Applying a demi-permanent hair color to your double-bleached hair more than once a month is a strict No-No.
#3. Use Heat to Process the Hair Color on Your Double Bleached Hair
You may have heard that heat can help hair color to process faster and more effectively. While this is sometimes true for certain types of colors, using heat should not be an option when coloring your double-bleached hair.
Why Should I Not Use Heat When Coloring My Double-Bleached Hair?
The heat helps open the cuticle of the hair, making it more vulnerable to whatever product you have applied to it. If your hair is double bleached, chances are that the cuticle of your hair is already a bit weak and damaged, so it really is not necessary to use heat.
Your hair will soak in the color just fine, even if you are using a semi-permanent color that does not contain any chemical activators.
Additionally, most demi-permanent hair colors don’t require heat to process. By applying heat to your color, you are only making your hair more vulnerable to the chemicals contained in demi-permanent colors, and if your hair is double bleached, this should be avoided.

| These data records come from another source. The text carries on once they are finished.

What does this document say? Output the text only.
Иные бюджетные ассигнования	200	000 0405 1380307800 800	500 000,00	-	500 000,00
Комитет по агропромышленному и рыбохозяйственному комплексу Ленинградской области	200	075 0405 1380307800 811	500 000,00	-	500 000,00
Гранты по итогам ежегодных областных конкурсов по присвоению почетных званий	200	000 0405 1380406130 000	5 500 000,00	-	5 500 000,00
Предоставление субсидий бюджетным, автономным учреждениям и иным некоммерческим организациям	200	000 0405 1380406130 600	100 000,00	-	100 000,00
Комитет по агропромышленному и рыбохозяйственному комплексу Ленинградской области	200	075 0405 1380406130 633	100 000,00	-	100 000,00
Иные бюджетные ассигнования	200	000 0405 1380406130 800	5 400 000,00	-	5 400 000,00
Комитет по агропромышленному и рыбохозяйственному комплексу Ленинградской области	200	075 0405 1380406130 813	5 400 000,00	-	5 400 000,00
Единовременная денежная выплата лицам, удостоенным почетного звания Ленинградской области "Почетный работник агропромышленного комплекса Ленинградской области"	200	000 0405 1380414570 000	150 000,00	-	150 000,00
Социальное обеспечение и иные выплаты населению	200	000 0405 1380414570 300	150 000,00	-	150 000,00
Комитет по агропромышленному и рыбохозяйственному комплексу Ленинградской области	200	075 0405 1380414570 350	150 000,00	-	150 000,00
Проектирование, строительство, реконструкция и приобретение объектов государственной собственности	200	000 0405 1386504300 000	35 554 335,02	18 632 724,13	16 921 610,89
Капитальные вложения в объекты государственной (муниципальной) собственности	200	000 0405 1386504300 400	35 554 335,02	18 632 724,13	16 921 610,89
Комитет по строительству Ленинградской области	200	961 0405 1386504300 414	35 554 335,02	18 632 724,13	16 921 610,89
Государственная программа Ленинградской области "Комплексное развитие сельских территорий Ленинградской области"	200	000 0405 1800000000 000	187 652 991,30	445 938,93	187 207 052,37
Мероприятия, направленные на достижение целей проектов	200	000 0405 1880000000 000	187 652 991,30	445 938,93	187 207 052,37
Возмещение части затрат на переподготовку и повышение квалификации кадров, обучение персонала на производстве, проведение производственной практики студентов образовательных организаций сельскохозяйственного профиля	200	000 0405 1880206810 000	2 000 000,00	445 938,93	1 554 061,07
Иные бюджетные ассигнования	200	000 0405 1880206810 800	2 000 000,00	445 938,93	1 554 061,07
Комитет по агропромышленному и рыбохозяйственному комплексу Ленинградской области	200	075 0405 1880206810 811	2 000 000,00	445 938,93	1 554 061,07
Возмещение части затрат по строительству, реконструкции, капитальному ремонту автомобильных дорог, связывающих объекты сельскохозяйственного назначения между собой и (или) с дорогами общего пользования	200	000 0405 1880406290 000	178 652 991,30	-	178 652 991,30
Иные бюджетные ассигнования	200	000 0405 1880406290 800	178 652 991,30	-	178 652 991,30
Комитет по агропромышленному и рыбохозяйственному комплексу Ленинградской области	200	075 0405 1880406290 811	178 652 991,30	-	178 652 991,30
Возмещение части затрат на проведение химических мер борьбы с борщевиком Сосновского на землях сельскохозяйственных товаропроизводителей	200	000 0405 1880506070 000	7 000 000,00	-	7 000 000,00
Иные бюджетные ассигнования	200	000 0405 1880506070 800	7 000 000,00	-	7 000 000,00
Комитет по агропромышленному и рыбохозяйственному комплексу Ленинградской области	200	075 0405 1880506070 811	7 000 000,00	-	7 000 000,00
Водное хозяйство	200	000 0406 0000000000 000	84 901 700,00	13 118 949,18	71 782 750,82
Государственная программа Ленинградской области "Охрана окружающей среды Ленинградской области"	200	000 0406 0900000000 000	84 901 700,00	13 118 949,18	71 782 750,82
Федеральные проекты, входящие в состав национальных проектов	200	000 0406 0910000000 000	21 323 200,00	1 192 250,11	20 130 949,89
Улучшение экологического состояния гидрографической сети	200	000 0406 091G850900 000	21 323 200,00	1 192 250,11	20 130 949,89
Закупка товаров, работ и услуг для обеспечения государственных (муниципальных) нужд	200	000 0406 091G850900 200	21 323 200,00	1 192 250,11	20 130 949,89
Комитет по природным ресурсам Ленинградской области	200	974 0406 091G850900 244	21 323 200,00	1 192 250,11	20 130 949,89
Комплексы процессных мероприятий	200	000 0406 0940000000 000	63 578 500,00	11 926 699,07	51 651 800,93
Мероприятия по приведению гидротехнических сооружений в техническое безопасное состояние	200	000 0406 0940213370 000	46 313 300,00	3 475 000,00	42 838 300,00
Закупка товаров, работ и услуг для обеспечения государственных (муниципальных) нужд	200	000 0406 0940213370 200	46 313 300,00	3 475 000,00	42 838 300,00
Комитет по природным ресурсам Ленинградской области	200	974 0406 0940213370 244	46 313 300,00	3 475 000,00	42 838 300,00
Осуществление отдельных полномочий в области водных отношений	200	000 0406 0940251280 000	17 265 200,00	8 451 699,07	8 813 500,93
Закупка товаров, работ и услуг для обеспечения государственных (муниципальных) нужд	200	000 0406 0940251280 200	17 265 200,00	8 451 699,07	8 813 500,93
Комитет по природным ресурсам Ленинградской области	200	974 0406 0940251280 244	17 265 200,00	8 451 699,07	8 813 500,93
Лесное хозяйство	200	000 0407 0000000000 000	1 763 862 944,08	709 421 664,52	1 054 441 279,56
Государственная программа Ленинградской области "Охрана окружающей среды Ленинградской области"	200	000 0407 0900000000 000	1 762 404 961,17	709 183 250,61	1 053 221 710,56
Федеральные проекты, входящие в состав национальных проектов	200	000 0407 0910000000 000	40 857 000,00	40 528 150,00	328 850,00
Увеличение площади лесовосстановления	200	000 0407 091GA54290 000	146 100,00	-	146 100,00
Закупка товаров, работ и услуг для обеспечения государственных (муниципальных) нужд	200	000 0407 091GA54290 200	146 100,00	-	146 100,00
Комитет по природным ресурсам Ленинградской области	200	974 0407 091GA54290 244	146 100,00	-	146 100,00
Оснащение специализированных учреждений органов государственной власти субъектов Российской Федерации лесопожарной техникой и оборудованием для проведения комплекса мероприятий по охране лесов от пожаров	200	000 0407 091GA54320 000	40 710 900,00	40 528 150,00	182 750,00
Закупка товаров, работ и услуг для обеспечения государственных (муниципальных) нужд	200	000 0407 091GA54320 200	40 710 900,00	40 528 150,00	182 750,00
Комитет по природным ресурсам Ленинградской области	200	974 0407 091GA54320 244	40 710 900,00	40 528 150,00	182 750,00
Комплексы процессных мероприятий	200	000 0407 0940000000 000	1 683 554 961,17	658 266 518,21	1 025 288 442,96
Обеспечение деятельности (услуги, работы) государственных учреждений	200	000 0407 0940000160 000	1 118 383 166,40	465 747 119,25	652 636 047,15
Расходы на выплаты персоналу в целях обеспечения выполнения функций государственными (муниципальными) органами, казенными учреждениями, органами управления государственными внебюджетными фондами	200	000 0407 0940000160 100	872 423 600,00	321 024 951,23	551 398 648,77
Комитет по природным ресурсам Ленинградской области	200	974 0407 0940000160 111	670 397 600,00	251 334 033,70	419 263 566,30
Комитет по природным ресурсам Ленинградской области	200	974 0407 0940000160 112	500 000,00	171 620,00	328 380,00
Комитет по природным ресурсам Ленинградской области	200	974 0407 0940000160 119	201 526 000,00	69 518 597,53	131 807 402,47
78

Don’t apply heat while coloring your double-bleached hair. Just let the color do its thing.
Coloring your double-bleached hair can be a bit scary. But, it does not have to be. By using the right products and methods, you will be able to achieve your dream color while also maintaining the health and strength of your hair. If you follow the suggestions in this article, you will be showcasing your new beautiful color in no time!